This isn't a biography; it is an adventure story!
Of course, Chesterton would have scoffed at calling this small book a biography in any case. But what it severely lacks in biographical data (which, of course, was not the author's aim) it makes up for in immense creative use of certain significant events in the great saint's life. Between dinner with St. Louis and his arguments against the Augustinians, to choosing the life of a poor Dominican monk instead of following the rich life of an abbot supplied by his father; G.K. Chesterton gives no short supply of wonderful and exasperating examples of who this large man (who was no doubt much larger on the inside than he was on the outside) chose to be against every outside influence. In the face of the Manichees, of Plato, of all culture and irrationality and misused tradition; yes, even in the shadow of the great accidental determinist St. Augustine himself, Thomas Aquinas boldly (but always humbly, so humbly as to hardly be matched) proclaims the universality of reason, the love of God, the beauty of the cosmos, and the gorgeous but deadly free will of man. Before much time passes at all we realize that it is no longer Aquinas who stands in the shadow of Augustine, but Augustine and the whole Church who stand in the valley below the feet of the great giant, the feet of the 'Angelic' Doctor who hardly spoke of his angels, who saw something (or Someone) which made all his writings as straw.

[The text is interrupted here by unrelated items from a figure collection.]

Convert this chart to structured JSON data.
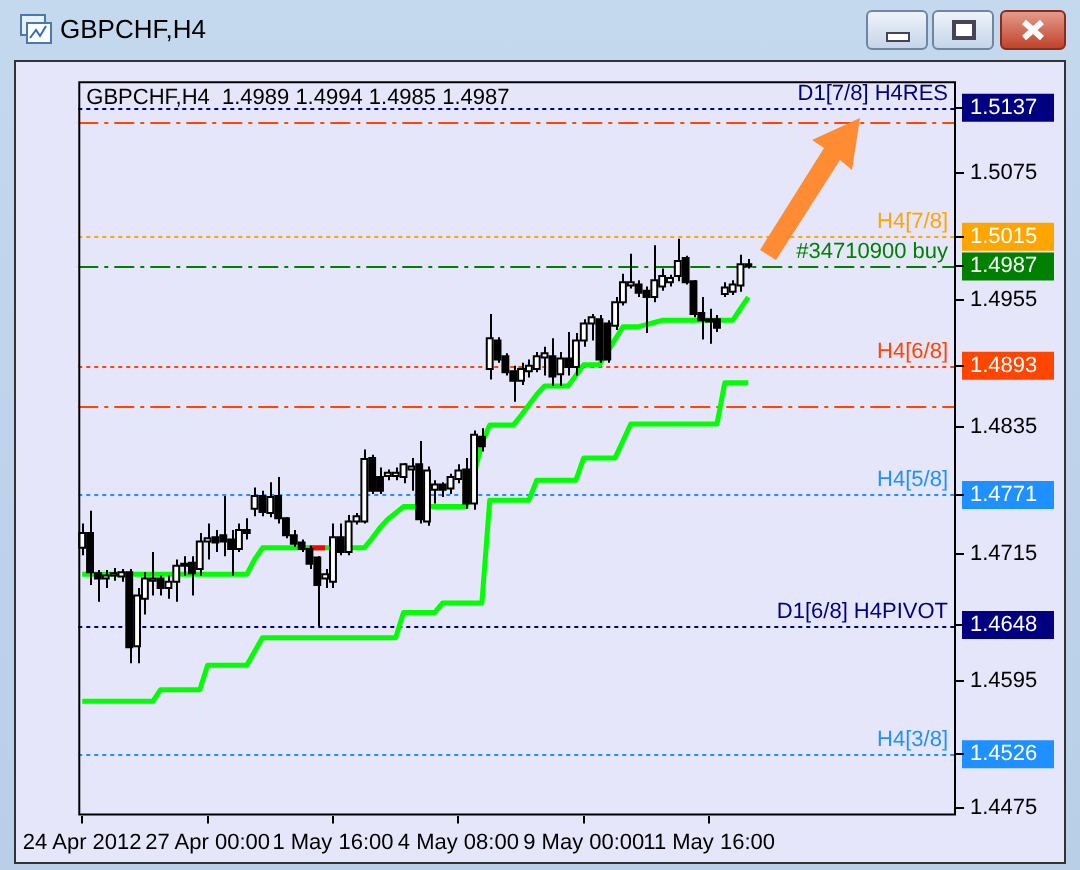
{
  "chart_data": {
    "type": "candlestick",
    "title": "GBPCHF,H4",
    "subtitle": "GBPCHF,H4  1.4989 1.4994 1.4985 1.4987",
    "categories": [
      "24 Apr 2012",
      null,
      null,
      null,
      null,
      null,
      null,
      null,
      null,
      null,
      null,
      null,
      null,
      null,
      null,
      null,
      "27 Apr 00:00",
      null,
      null,
      null,
      null,
      null,
      null,
      null,
      null,
      null,
      null,
      null,
      null,
      null,
      null,
      null,
      "1 May 16:00",
      null,
      null,
      null,
      null,
      null,
      null,
      null,
      null,
      null,
      null,
      null,
      null,
      null,
      null,
      null,
      "4 May 08:00",
      null,
      null,
      null,
      null,
      null,
      null,
      null,
      null,
      null,
      null,
      null,
      null,
      null,
      null,
      null,
      "9 May 00:00",
      null,
      null,
      null,
      null,
      null,
      null,
      null,
      null,
      null,
      null,
      null,
      null,
      null,
      null,
      null,
      "11 May 16:00",
      null,
      null,
      null,
      null,
      null,
      null,
      null,
      null,
      null,
      null,
      null,
      null,
      null,
      null,
      null,
      null,
      null,
      null,
      null,
      null,
      null,
      null,
      null,
      null,
      null,
      null,
      null,
      null,
      null,
      null,
      null
    ],
    "ohlc": [
      [
        1.4721,
        1.4744,
        1.4714,
        1.4735
      ],
      [
        1.4735,
        1.4756,
        1.4686,
        1.4698
      ],
      [
        1.4697,
        1.47,
        1.467,
        1.4692
      ],
      [
        1.4692,
        1.47,
        1.4683,
        1.4695
      ],
      [
        1.4695,
        1.4702,
        1.469,
        1.4697
      ],
      [
        1.4694,
        1.4701,
        1.4689,
        1.4698
      ],
      [
        1.4698,
        1.4701,
        1.4612,
        1.4627
      ],
      [
        1.4628,
        1.4683,
        1.4612,
        1.4676
      ],
      [
        1.4673,
        1.4698,
        1.4658,
        1.4692
      ],
      [
        1.469,
        1.4717,
        1.4676,
        1.4692
      ],
      [
        1.4692,
        1.4695,
        1.4676,
        1.4683
      ],
      [
        1.4683,
        1.4695,
        1.4673,
        1.4689
      ],
      [
        1.4689,
        1.471,
        1.467,
        1.4704
      ],
      [
        1.4704,
        1.4713,
        1.4695,
        1.4706
      ],
      [
        1.4707,
        1.4713,
        1.4676,
        1.4697
      ],
      [
        1.4701,
        1.4735,
        1.4695,
        1.4727
      ],
      [
        1.4727,
        1.4744,
        1.471,
        1.473
      ],
      [
        1.4731,
        1.4738,
        1.4717,
        1.4726
      ],
      [
        1.4733,
        1.477,
        1.4713,
        1.4727
      ],
      [
        1.4729,
        1.4738,
        1.4695,
        1.472
      ],
      [
        1.472,
        1.4744,
        1.4717,
        1.4738
      ],
      [
        1.4738,
        1.4749,
        1.4729,
        1.4735
      ],
      [
        1.4758,
        1.4778,
        1.4751,
        1.477
      ],
      [
        1.477,
        1.4775,
        1.4751,
        1.4755
      ],
      [
        1.4754,
        1.4783,
        1.475,
        1.4769
      ],
      [
        1.477,
        1.4788,
        1.4744,
        1.4749
      ],
      [
        1.4749,
        1.475,
        1.473,
        1.4733
      ],
      [
        1.4733,
        1.4738,
        1.4722,
        1.4725
      ],
      [
        1.4726,
        1.4729,
        1.4717,
        1.472
      ],
      [
        1.472,
        1.4723,
        1.4701,
        1.4706
      ],
      [
        1.4712,
        1.4713,
        1.4647,
        1.4686
      ],
      [
        1.4692,
        1.4701,
        1.4683,
        1.4696
      ],
      [
        1.4689,
        1.4744,
        1.4683,
        1.4731
      ],
      [
        1.4731,
        1.4744,
        1.4714,
        1.4717
      ],
      [
        1.4717,
        1.4752,
        1.4714,
        1.4746
      ],
      [
        1.4746,
        1.4754,
        1.4743,
        1.4751
      ],
      [
        1.4746,
        1.4814,
        1.4744,
        1.4805
      ],
      [
        1.4806,
        1.4809,
        1.4772,
        1.4775
      ],
      [
        1.4788,
        1.4797,
        1.4772,
        1.4775
      ],
      [
        1.4789,
        1.4795,
        1.4785,
        1.4792
      ],
      [
        1.4789,
        1.4797,
        1.4785,
        1.4792
      ],
      [
        1.4788,
        1.4801,
        1.4782,
        1.48
      ],
      [
        1.4795,
        1.4806,
        1.4775,
        1.4798
      ],
      [
        1.48,
        1.4822,
        1.4744,
        1.4748
      ],
      [
        1.4746,
        1.4798,
        1.4742,
        1.4794
      ],
      [
        1.4776,
        1.4785,
        1.4763,
        1.4781
      ],
      [
        1.4781,
        1.4783,
        1.4769,
        1.4776
      ],
      [
        1.4777,
        1.4791,
        1.4772,
        1.4788
      ],
      [
        1.4786,
        1.48,
        1.4782,
        1.4794
      ],
      [
        1.4795,
        1.4806,
        1.4758,
        1.4763
      ],
      [
        1.4763,
        1.4832,
        1.4757,
        1.4828
      ],
      [
        1.4826,
        1.4834,
        1.4812,
        1.4817
      ],
      [
        1.489,
        1.4942,
        1.488,
        1.4919
      ],
      [
        1.4917,
        1.492,
        1.4896,
        1.4899
      ],
      [
        1.4902,
        1.4905,
        1.4884,
        1.4887
      ],
      [
        1.4888,
        1.4893,
        1.4859,
        1.4879
      ],
      [
        1.4879,
        1.4896,
        1.4875,
        1.489
      ],
      [
        1.4888,
        1.4899,
        1.4882,
        1.4893
      ],
      [
        1.489,
        1.4906,
        1.4887,
        1.4902
      ],
      [
        1.4901,
        1.4911,
        1.4884,
        1.4905
      ],
      [
        1.4902,
        1.4919,
        1.4874,
        1.4883
      ],
      [
        1.4885,
        1.4906,
        1.4874,
        1.49
      ],
      [
        1.49,
        1.4925,
        1.4884,
        1.4892
      ],
      [
        1.4892,
        1.4924,
        1.4884,
        1.4917
      ],
      [
        1.4917,
        1.4937,
        1.4911,
        1.4933
      ],
      [
        1.4933,
        1.4942,
        1.4917,
        1.4939
      ],
      [
        1.4937,
        1.4941,
        1.4896,
        1.4899
      ],
      [
        1.4933,
        1.4936,
        1.4896,
        1.4899
      ],
      [
        1.4931,
        1.4958,
        1.4927,
        1.4953
      ],
      [
        1.4953,
        1.498,
        1.495,
        1.4972
      ],
      [
        1.4969,
        1.4999,
        1.4966,
        1.4972
      ],
      [
        1.497,
        1.4974,
        1.4958,
        1.4962
      ],
      [
        1.4964,
        1.4968,
        1.4924,
        1.4958
      ],
      [
        1.4958,
        1.5007,
        1.4953,
        1.4974
      ],
      [
        1.4968,
        1.4985,
        1.4964,
        1.4978
      ],
      [
        1.4972,
        1.4979,
        1.4968,
        1.4976
      ],
      [
        1.4978,
        1.5013,
        1.4973,
        1.4992
      ],
      [
        1.4995,
        1.4997,
        1.497,
        1.4972
      ],
      [
        1.4973,
        1.4974,
        1.4939,
        1.4942
      ],
      [
        1.4943,
        1.4958,
        1.4918,
        1.4936
      ],
      [
        1.4937,
        1.4947,
        1.4914,
        1.4935
      ],
      [
        1.4937,
        1.4941,
        1.4925,
        1.4929
      ],
      [
        1.4961,
        1.4972,
        1.4958,
        1.4967
      ],
      [
        1.4963,
        1.4974,
        1.496,
        1.497
      ],
      [
        1.4969,
        1.4998,
        1.4963,
        1.4989
      ],
      [
        1.4989,
        1.4994,
        1.4985,
        1.4987
      ],
      null,
      null,
      null,
      null,
      null,
      null,
      null,
      null,
      null,
      null,
      null,
      null,
      null,
      null,
      null,
      null,
      null,
      null,
      null,
      null,
      null,
      null,
      null,
      null,
      null,
      null
    ],
    "series": [
      {
        "type": "line",
        "color": "#00ff00",
        "values": [
          1.4696,
          1.4696,
          1.4696,
          1.4696,
          1.4696,
          1.4696,
          1.4696,
          1.4696,
          1.4696,
          1.4696,
          1.4696,
          1.4696,
          1.4696,
          1.4696,
          1.4696,
          1.4696,
          1.4696,
          1.4696,
          1.4696,
          1.4696,
          1.4696,
          1.4696,
          1.471,
          1.4721,
          1.4721,
          1.4721,
          1.4721,
          1.4721,
          1.4721,
          1.4721,
          1.4721,
          1.4721,
          1.4721,
          1.4721,
          1.4721,
          1.4721,
          1.4721,
          1.473,
          1.474,
          1.4748,
          1.4754,
          1.476,
          1.476,
          1.476,
          1.476,
          1.476,
          1.476,
          1.476,
          1.476,
          1.476,
          1.479,
          1.482,
          1.4837,
          1.4837,
          1.4837,
          1.4837,
          1.4846,
          1.4856,
          1.4866,
          1.4874,
          1.4874,
          1.4874,
          1.4874,
          1.4884,
          1.4894,
          1.4894,
          1.4894,
          1.4906,
          1.4918,
          1.493,
          1.493,
          1.493,
          1.4932,
          1.4934,
          1.4936,
          1.4936,
          1.4936,
          1.4936,
          1.4936,
          1.4936,
          1.4936,
          1.4936,
          1.4936,
          1.4936,
          1.4947,
          1.4958,
          null,
          null,
          null,
          null,
          null,
          null,
          null,
          null,
          null,
          null,
          null,
          null,
          null,
          null,
          null,
          null,
          null,
          null,
          null,
          null,
          null,
          null,
          null,
          null,
          null,
          null
        ]
      },
      {
        "type": "line",
        "color": "#ff0000",
        "values": [
          null,
          null,
          null,
          null,
          null,
          null,
          null,
          null,
          null,
          null,
          null,
          null,
          null,
          null,
          null,
          null,
          null,
          null,
          null,
          null,
          null,
          null,
          null,
          null,
          null,
          null,
          null,
          null,
          null,
          1.4721,
          1.4721,
          1.4721,
          null,
          null,
          null,
          null,
          null,
          null,
          null,
          null,
          null,
          null,
          null,
          null,
          null,
          null,
          null,
          null,
          null,
          null,
          null,
          null,
          null,
          null,
          null,
          null,
          null,
          null,
          null,
          null,
          null,
          null,
          null,
          null,
          null,
          null,
          null,
          null,
          null,
          null,
          null,
          null,
          null,
          null,
          null,
          null,
          null,
          null,
          null,
          null,
          null,
          null,
          null,
          null,
          null,
          null,
          null,
          null,
          null,
          null,
          null,
          null,
          null,
          null,
          null,
          null,
          null,
          null,
          null,
          null,
          null,
          null,
          null,
          null,
          null,
          null,
          null,
          null,
          null,
          null,
          null,
          null
        ]
      },
      {
        "type": "line",
        "color": "#00ff00",
        "values": [
          1.4576,
          1.4576,
          1.4576,
          1.4576,
          1.4576,
          1.4576,
          1.4576,
          1.4576,
          1.4576,
          1.4576,
          1.4587,
          1.4587,
          1.4587,
          1.4587,
          1.4587,
          1.4587,
          1.461,
          1.461,
          1.461,
          1.461,
          1.461,
          1.461,
          1.4623,
          1.4636,
          1.4636,
          1.4636,
          1.4636,
          1.4636,
          1.4636,
          1.4636,
          1.4636,
          1.4636,
          1.4636,
          1.4636,
          1.4636,
          1.4636,
          1.4636,
          1.4636,
          1.4636,
          1.4636,
          1.4636,
          1.466,
          1.466,
          1.466,
          1.466,
          1.466,
          1.4669,
          1.4669,
          1.4669,
          1.4669,
          1.4669,
          1.4669,
          1.4766,
          1.4766,
          1.4766,
          1.4766,
          1.4766,
          1.4766,
          1.4785,
          1.4785,
          1.4785,
          1.4785,
          1.4785,
          1.4785,
          1.4806,
          1.4806,
          1.4806,
          1.4806,
          1.4806,
          1.4822,
          1.4838,
          1.4838,
          1.4838,
          1.4838,
          1.4838,
          1.4838,
          1.4838,
          1.4838,
          1.4838,
          1.4838,
          1.4838,
          1.4838,
          1.4877,
          1.4877,
          1.4877,
          1.4877,
          null,
          null,
          null,
          null,
          null,
          null,
          null,
          null,
          null,
          null,
          null,
          null,
          null,
          null,
          null,
          null,
          null,
          null,
          null,
          null,
          null,
          null,
          null,
          null,
          null,
          null
        ]
      }
    ],
    "ylim": [
      1.4468,
      1.5162
    ],
    "yticks": [
      1.4475,
      1.4526,
      1.4595,
      1.4648,
      1.4715,
      1.4771,
      1.4835,
      1.4893,
      1.4955,
      1.4987,
      1.5015,
      1.5075,
      1.5137
    ],
    "grid": false,
    "legend": false,
    "ref_lines": [
      {
        "axis": "y",
        "value": 1.5137,
        "label": "D1[7/8] H4RES",
        "color": "#000080",
        "line_style": "dotted"
      },
      {
        "axis": "y",
        "value": 1.5123,
        "color": "#ff4500",
        "line_style": "dashed"
      },
      {
        "axis": "y",
        "value": 1.5015,
        "label": "H4[7/8]",
        "color": "#ffa500",
        "line_style": "dotted"
      },
      {
        "axis": "y",
        "value": 1.4987,
        "label": "#34710900 buy",
        "color": "#008000",
        "line_style": "dashed"
      },
      {
        "axis": "y",
        "value": 1.4893,
        "label": "H4[6/8]",
        "color": "#ff4500",
        "line_style": "dotted"
      },
      {
        "axis": "y",
        "value": 1.4856,
        "color": "#ff4500",
        "line_style": "dashed"
      },
      {
        "axis": "y",
        "value": 1.4771,
        "label": "H4[5/8]",
        "color": "#1e90ff",
        "line_style": "dotted"
      },
      {
        "axis": "y",
        "value": 1.4648,
        "label": "D1[6/8] H4PIVOT",
        "color": "#000080",
        "line_style": "dotted"
      },
      {
        "axis": "y",
        "value": 1.4526,
        "label": "H4[3/8]",
        "color": "#1e90ff",
        "line_style": "dotted"
      }
    ]
  }
}
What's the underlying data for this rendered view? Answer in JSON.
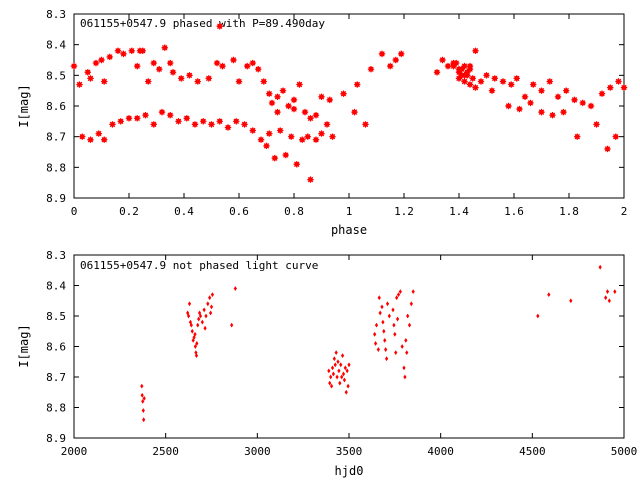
{
  "colors": {
    "points": "#ff0000",
    "frame": "#000000",
    "background": "#ffffff"
  },
  "chart_data": [
    {
      "type": "scatter",
      "title": "061155+0547.9 phased with P=89.490day",
      "xlabel": "phase",
      "ylabel": "I[mag]",
      "xlim": [
        0,
        2
      ],
      "ylim": [
        8.3,
        8.9
      ],
      "y_inverted": true,
      "x_ticks": [
        "0",
        "0.2",
        "0.4",
        "0.6",
        "0.8",
        "1",
        "1.2",
        "1.4",
        "1.6",
        "1.8",
        "2"
      ],
      "y_ticks": [
        "8.3",
        "8.4",
        "8.5",
        "8.6",
        "8.7",
        "8.8",
        "8.9"
      ],
      "grid": false,
      "marker": "star",
      "series": [
        {
          "x": [
            0.0,
            0.02,
            0.05,
            0.06,
            0.08,
            0.1,
            0.11,
            0.13,
            0.16,
            0.18,
            0.21,
            0.23,
            0.24,
            0.25,
            0.27,
            0.29,
            0.31,
            0.33,
            0.35,
            0.36,
            0.39,
            0.42,
            0.45,
            0.49,
            0.52,
            0.54,
            0.58,
            0.6,
            0.63,
            0.65,
            0.67,
            0.69,
            0.71,
            0.72,
            0.74,
            0.76,
            0.78,
            0.8,
            0.82,
            0.84,
            0.88,
            0.9,
            0.93,
            0.98,
            1.03,
            1.08,
            1.12,
            1.15,
            1.17,
            1.19,
            1.32,
            1.34,
            1.36,
            1.38,
            1.4,
            1.42,
            1.44,
            1.46,
            1.48,
            1.5,
            1.53,
            1.56,
            1.59,
            1.61,
            1.64,
            1.67,
            1.7,
            1.73,
            1.76,
            1.79,
            1.82,
            1.85,
            1.88,
            1.92,
            1.95,
            1.98,
            2.0,
            0.03,
            0.06,
            0.09,
            0.11,
            0.14,
            0.17,
            0.2,
            0.23,
            0.26,
            0.29,
            0.32,
            0.35,
            0.38,
            0.41,
            0.44,
            0.47,
            0.5,
            0.53,
            0.56,
            0.59,
            0.62,
            0.65,
            0.68,
            0.7,
            0.71,
            0.73,
            0.75,
            0.77,
            0.79,
            0.81,
            0.83,
            0.85,
            0.86,
            0.88,
            0.9,
            0.92,
            0.94,
            1.02,
            1.06,
            1.38,
            1.4,
            1.41,
            1.42,
            1.43,
            1.44,
            1.45,
            1.39,
            1.41,
            1.42,
            1.43,
            1.4,
            1.44,
            1.46,
            1.52,
            1.58,
            1.62,
            1.66,
            1.7,
            1.74,
            1.78,
            1.83,
            1.9,
            1.94,
            1.97,
            0.53,
            0.74,
            0.8,
            0.86
          ],
          "y": [
            8.47,
            8.53,
            8.49,
            8.51,
            8.46,
            8.45,
            8.52,
            8.44,
            8.42,
            8.43,
            8.42,
            8.47,
            8.42,
            8.42,
            8.52,
            8.46,
            8.48,
            8.41,
            8.46,
            8.49,
            8.51,
            8.5,
            8.52,
            8.51,
            8.46,
            8.47,
            8.45,
            8.52,
            8.47,
            8.46,
            8.48,
            8.52,
            8.56,
            8.59,
            8.57,
            8.55,
            8.6,
            8.61,
            8.53,
            8.62,
            8.63,
            8.57,
            8.58,
            8.56,
            8.53,
            8.48,
            8.43,
            8.47,
            8.45,
            8.43,
            8.49,
            8.45,
            8.47,
            8.46,
            8.48,
            8.5,
            8.47,
            8.42,
            8.52,
            8.5,
            8.51,
            8.52,
            8.53,
            8.51,
            8.57,
            8.53,
            8.55,
            8.52,
            8.57,
            8.55,
            8.58,
            8.59,
            8.6,
            8.56,
            8.54,
            8.52,
            8.54,
            8.7,
            8.71,
            8.69,
            8.71,
            8.66,
            8.65,
            8.64,
            8.64,
            8.63,
            8.66,
            8.62,
            8.63,
            8.65,
            8.64,
            8.66,
            8.65,
            8.66,
            8.65,
            8.67,
            8.65,
            8.66,
            8.68,
            8.71,
            8.73,
            8.69,
            8.77,
            8.68,
            8.76,
            8.7,
            8.79,
            8.71,
            8.7,
            8.84,
            8.71,
            8.69,
            8.66,
            8.7,
            8.62,
            8.66,
            8.47,
            8.49,
            8.5,
            8.52,
            8.5,
            8.53,
            8.51,
            8.46,
            8.48,
            8.47,
            8.49,
            8.51,
            8.48,
            8.54,
            8.55,
            8.6,
            8.61,
            8.59,
            8.62,
            8.63,
            8.62,
            8.7,
            8.66,
            8.74,
            8.7,
            8.34,
            8.62,
            8.58,
            8.64
          ]
        }
      ]
    },
    {
      "type": "scatter",
      "title": "061155+0547.9 not phased light curve",
      "xlabel": "hjd0",
      "ylabel": "I[mag]",
      "xlim": [
        2000,
        5000
      ],
      "ylim": [
        8.3,
        8.9
      ],
      "y_inverted": true,
      "x_ticks": [
        "2000",
        "2500",
        "3000",
        "3500",
        "4000",
        "4500",
        "5000"
      ],
      "y_ticks": [
        "8.3",
        "8.4",
        "8.5",
        "8.6",
        "8.7",
        "8.8",
        "8.9"
      ],
      "grid": false,
      "marker": "diamond",
      "series": [
        {
          "x": [
            2370,
            2372,
            2375,
            2378,
            2380,
            2383,
            2620,
            2625,
            2630,
            2635,
            2640,
            2645,
            2650,
            2655,
            2660,
            2662,
            2665,
            2668,
            2670,
            2675,
            2680,
            2685,
            2690,
            2700,
            2710,
            2715,
            2720,
            2730,
            2740,
            2745,
            2750,
            2755,
            2860,
            2880,
            3390,
            3395,
            3400,
            3405,
            3410,
            3415,
            3420,
            3425,
            3430,
            3435,
            3440,
            3445,
            3450,
            3455,
            3460,
            3465,
            3470,
            3475,
            3480,
            3485,
            3490,
            3495,
            3500,
            3640,
            3645,
            3650,
            3660,
            3665,
            3670,
            3680,
            3685,
            3690,
            3695,
            3700,
            3705,
            3710,
            3720,
            3740,
            3745,
            3750,
            3755,
            3760,
            3765,
            3770,
            3780,
            3790,
            3800,
            3805,
            3810,
            3815,
            3820,
            3830,
            3840,
            3850,
            4530,
            4590,
            4710,
            4870,
            4900,
            4910,
            4920,
            4950
          ],
          "y": [
            8.73,
            8.76,
            8.78,
            8.81,
            8.84,
            8.77,
            8.49,
            8.5,
            8.46,
            8.52,
            8.53,
            8.55,
            8.58,
            8.57,
            8.56,
            8.6,
            8.62,
            8.63,
            8.59,
            8.53,
            8.51,
            8.49,
            8.5,
            8.52,
            8.48,
            8.54,
            8.5,
            8.46,
            8.44,
            8.49,
            8.47,
            8.43,
            8.53,
            8.41,
            8.68,
            8.72,
            8.7,
            8.73,
            8.67,
            8.69,
            8.64,
            8.66,
            8.62,
            8.7,
            8.65,
            8.68,
            8.72,
            8.66,
            8.7,
            8.63,
            8.69,
            8.71,
            8.67,
            8.75,
            8.68,
            8.73,
            8.66,
            8.56,
            8.59,
            8.53,
            8.61,
            8.44,
            8.49,
            8.47,
            8.52,
            8.55,
            8.58,
            8.61,
            8.64,
            8.46,
            8.5,
            8.48,
            8.53,
            8.56,
            8.62,
            8.44,
            8.51,
            8.43,
            8.42,
            8.6,
            8.67,
            8.7,
            8.58,
            8.62,
            8.5,
            8.53,
            8.46,
            8.42,
            8.5,
            8.43,
            8.45,
            8.34,
            8.44,
            8.42,
            8.45,
            8.42
          ]
        }
      ]
    }
  ]
}
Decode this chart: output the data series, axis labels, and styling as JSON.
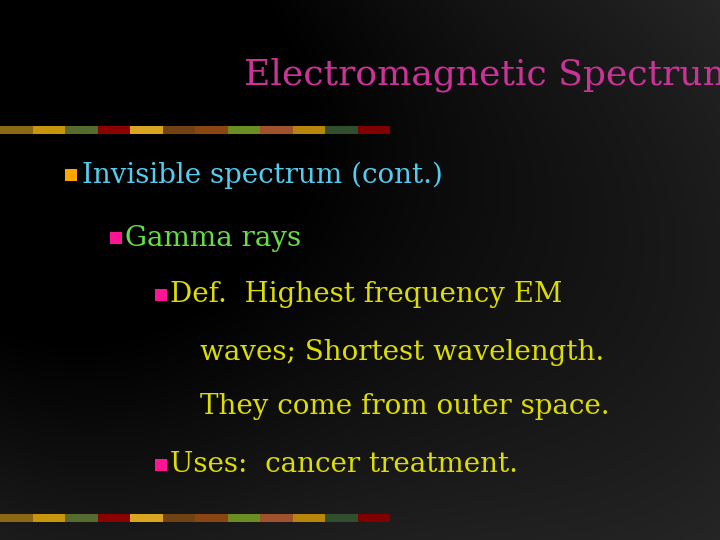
{
  "title": "Electromagnetic Spectrum",
  "title_color": "#CC3399",
  "title_fontsize": 26,
  "bullet1_text": "Invisible spectrum (cont.)",
  "bullet1_color": "#55CCEE",
  "bullet1_bullet_color": "#FFA500",
  "bullet1_fontsize": 20,
  "bullet2_text": "Gamma rays",
  "bullet2_color": "#66DD44",
  "bullet2_bullet_color": "#FF1493",
  "bullet2_fontsize": 20,
  "bullet3_line1": "Def.  Highest frequency EM",
  "bullet3_line2": "waves; Shortest wavelength.",
  "bullet3_line3": "They come from outer space.",
  "bullet3_color": "#DDDD00",
  "bullet3_bullet_color": "#FF1493",
  "bullet3_fontsize": 20,
  "bullet4_text": "Uses:  cancer treatment.",
  "bullet4_color": "#DDDD00",
  "bullet4_bullet_color": "#FF1493",
  "bullet4_fontsize": 20
}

We meet a man in these pages who raised the long-dead champion of rationale, Aristotle himself, from the grave, and proceeded to baptize him into the faith. We meet a man who would stop at no boundary in his quest for truth, who would passionately defend against insane and unimaginable errors. We meet a man who contrasts so with all the saints, all the history of the Church herself, that he fills all history with his hugeness. We are introduced, as if at a quiet dinner party (perhaps, we think, the very same party with St. Louis and his French friends), to a man who could touch the stars and the moons with his very mind, and who would treat you as if you were Christ Himself, who would wash your very feet if only you would allow it.
In this book, this small and inconceivable book, G.K. Chesterton reveals all this. And what he has opened is a floodgate, momentarily blockaded by a post-it nailed to a door, but unleashed again with all the fury and calm and strength of the Genesis Flood.